Shantideva also compares the pain of controlling hatred and anger to that of other pains that we joyfully take on. To put that in a modern context, let us take the example of those who like hiking to rainforests. They might get bitten by leeches. They go to forests, come back and happily talk about the ‘fun’ they had in the forest. They happily describe the stories of the encounters they had with the leeches that were waiting to suck their blood.
To give a common example, most of us easily bear the pain of taking vaccination against diseases. We are ready to take that pain, because there is also protection from the fatal harm that diseases can bring. The pain of controlling anger and cultivating patience is minuscule in comparison. And that protects against the shattering away of all other efforts. Moreover, the pain of controlling anger is only in the beginning. And as you develop patience and wisdom, there is no more pain there.
These two reflections, namely,
(1) Reflecting upon the fault of anger, and
(2) Reflecting upon the benefits of the austerity of patience
makes you ready to start managing your anger.
The next step is to apply various ways of cultivating wisdom to dissolve the very pain of restraining anger. The Buddhist approach to managing anger is neither to hold it up inside nor to let it outflow. Holding up can be good to begin with, but later leads to stress and becomes uncontrollable beyond a point. Expressing anger and letting it outflow is even more dangerous. In the latter case, you are not even trying to transform and gradually become oversensitive. The Buddhist approach is to first restrain from the outburst of anger, and then cut the fuel to anger, and then use the warmth of wisdom to dissolve away hatred altogether. Then, there is no pent-up emotion of hatred.

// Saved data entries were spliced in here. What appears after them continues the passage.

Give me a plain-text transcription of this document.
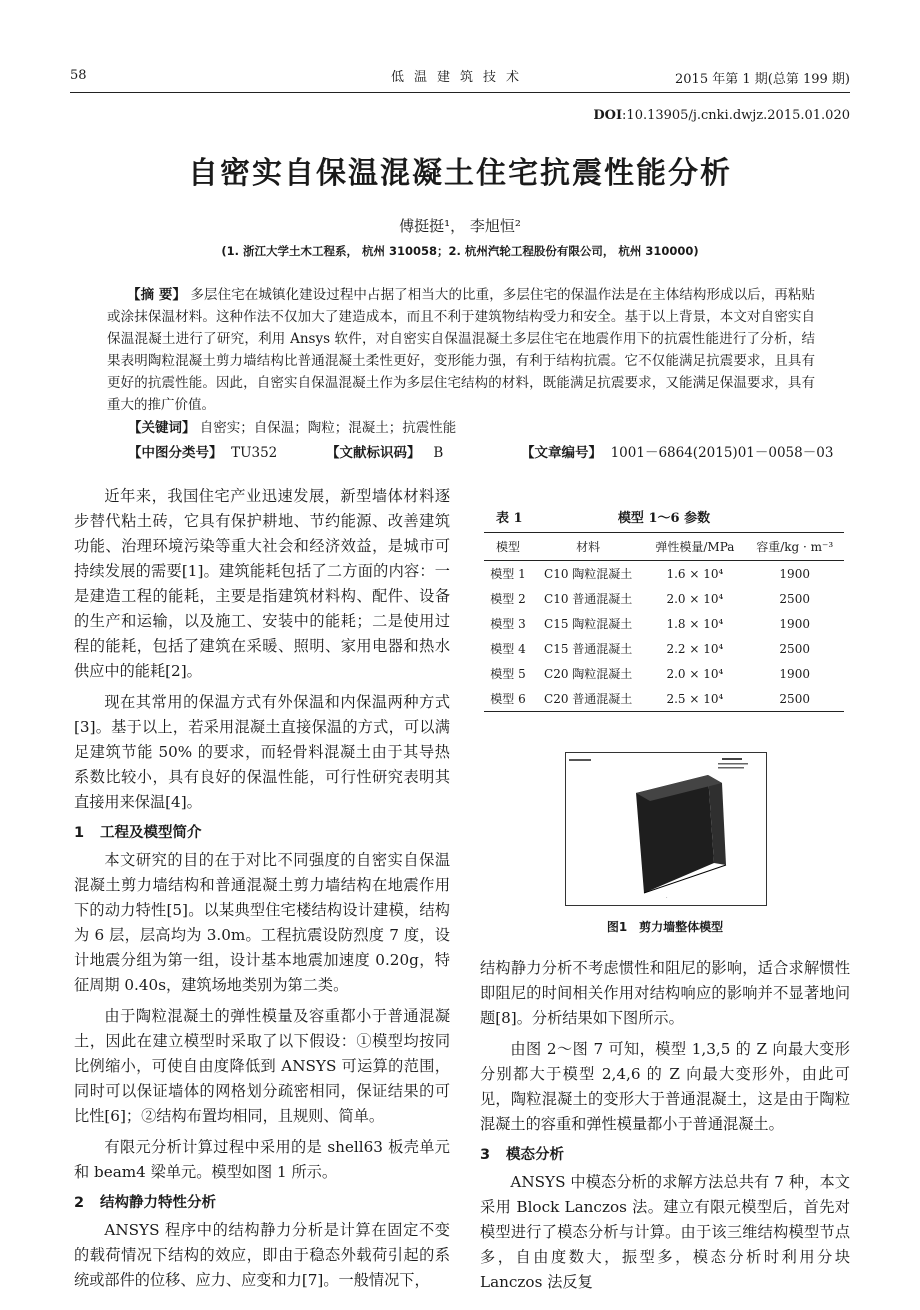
58	低温建筑技术	2015 年第 1 期(总第 199 期)
DOI:10.13905/j.cnki.dwjz.2015.01.020
自密实自保温混凝土住宅抗震性能分析
傅挺挺¹， 李旭恒²
(1. 浙江大学土木工程系， 杭州 310058；2. 杭州汽轮工程股份有限公司， 杭州 310000)
【摘 要】 多层住宅在城镇化建设过程中占据了相当大的比重，多层住宅的保温作法是在主体结构形成以后，再粘贴或涂抹保温材料。这种作法不仅加大了建造成本，而且不利于建筑物结构受力和安全。基于以上背景，本文对自密实自保温混凝土进行了研究，利用 Ansys 软件，对自密实自保温混凝土多层住宅在地震作用下的抗震性能进行了分析，结果表明陶粒混凝土剪力墙结构比普通混凝土柔性更好，变形能力强，有利于结构抗震。它不仅能满足抗震要求，且具有更好的抗震性能。因此，自密实自保温混凝土作为多层住宅结构的材料，既能满足抗震要求，又能满足保温要求，具有重大的推广价值。
【关键词】 自密实；自保温；陶粒；混凝土；抗震性能
【中图分类号】 TU352	【文献标识码】 B	【文章编号】 1001－6864(2015)01－0058－03

近年来，我国住宅产业迅速发展，新型墙体材料逐步替代粘土砖，它具有保护耕地、节约能源、改善建筑功能、治理环境污染等重大社会和经济效益，是城市可持续发展的需要[1]。建筑能耗包括了二方面的内容：一是建造工程的能耗，主要是指建筑材料构、配件、设备的生产和运输，以及施工、安装中的能耗；二是使用过程的能耗，包括了建筑在采暖、照明、家用电器和热水供应中的能耗[2]。

现在其常用的保温方式有外保温和内保温两种方式[3]。基于以上，若采用混凝土直接保温的方式，可以满足建筑节能 50% 的要求，而轻骨料混凝土由于其导热系数比较小，具有良好的保温性能，可行性研究表明其直接用来保温[4]。

1 工程及模型简介

本文研究的目的在于对比不同强度的自密实自保温混凝土剪力墙结构和普通混凝土剪力墙结构在地震作用下的动力特性[5]。以某典型住宅楼结构设计建模，结构为 6 层，层高均为 3.0m。工程抗震设防烈度 7 度，设计地震分组为第一组，设计基本地震加速度 0.20g，特征周期 0.40s，建筑场地类别为第二类。

由于陶粒混凝土的弹性模量及容重都小于普通混凝土，因此在建立模型时采取了以下假设：①模型均按同比例缩小，可使自由度降低到 ANSYS 可运算的范围，同时可以保证墙体的网格划分疏密相同，保证结果的可比性[6]；②结构布置均相同，且规则、简单。

有限元分析计算过程中采用的是 shell63 板壳单元和 beam4 梁单元。模型如图 1 所示。

2 结构静力特性分析

ANSYS 程序中的结构静力分析是计算在固定不变的载荷情况下结构的效应，即由于稳态外载荷引起的系统或部件的位移、应力、应变和力[7]。一般情况下，

表 1	模型 1～6 参数
模型	材料	弹性模量/MPa	容重/kg · m⁻³
模型 1	C10 陶粒混凝土	1.6 × 10⁴	1900
模型 2	C10 普通混凝土	2.0 × 10⁴	2500
模型 3	C15 陶粒混凝土	1.8 × 10⁴	1900
模型 4	C15 普通混凝土	2.2 × 10⁴	2500
模型 5	C20 陶粒混凝土	2.0 × 10⁴	1900
模型 6	C20 普通混凝土	2.5 × 10⁴	2500
·
图1 剪力墙整体模型

结构静力分析不考虑惯性和阻尼的影响，适合求解惯性即阻尼的时间相关作用对结构响应的影响并不显著地问题[8]。分析结果如下图所示。

由图 2～图 7 可知，模型 1,3,5 的 Z 向最大变形分别都大于模型 2,4,6 的 Z 向最大变形外，由此可见，陶粒混凝土的变形大于普通混凝土，这是由于陶粒混凝土的容重和弹性模量都小于普通混凝土。

3 模态分析

ANSYS 中模态分析的求解方法总共有 7 种，本文采用 Block Lanczos 法。建立有限元模型后，首先对模型进行了模态分析与计算。由于该三维结构模型节点多，自由度数大，振型多，模态分析时利用分块 Lanczos 法反复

There are many ways to do this, such as
- Bringing refreshingly new perspectives to the situation such that irritation vanishes
- Reflecting upon the causes and conditions that lead to one’s irritation or harm
- Reflecting upon the causes and conditions that affected the harm-doer in behaving abusively
- Reflecting upon the empty nature of oneself and the person who causes harm
- Meditating and observing the true nature of hatred that is arising,
A detailed discussion on these methods of wisdom is beyond the scope here and can be dealt at another time. Here, the emphasis is on the first point – to recognize the evil of hatred and the remedy in patience.
May all be auspicious! And, may the power of patience settle the mind free from all its turbulence into its natural and serene clarity where wisdom and peace arise spontaneously!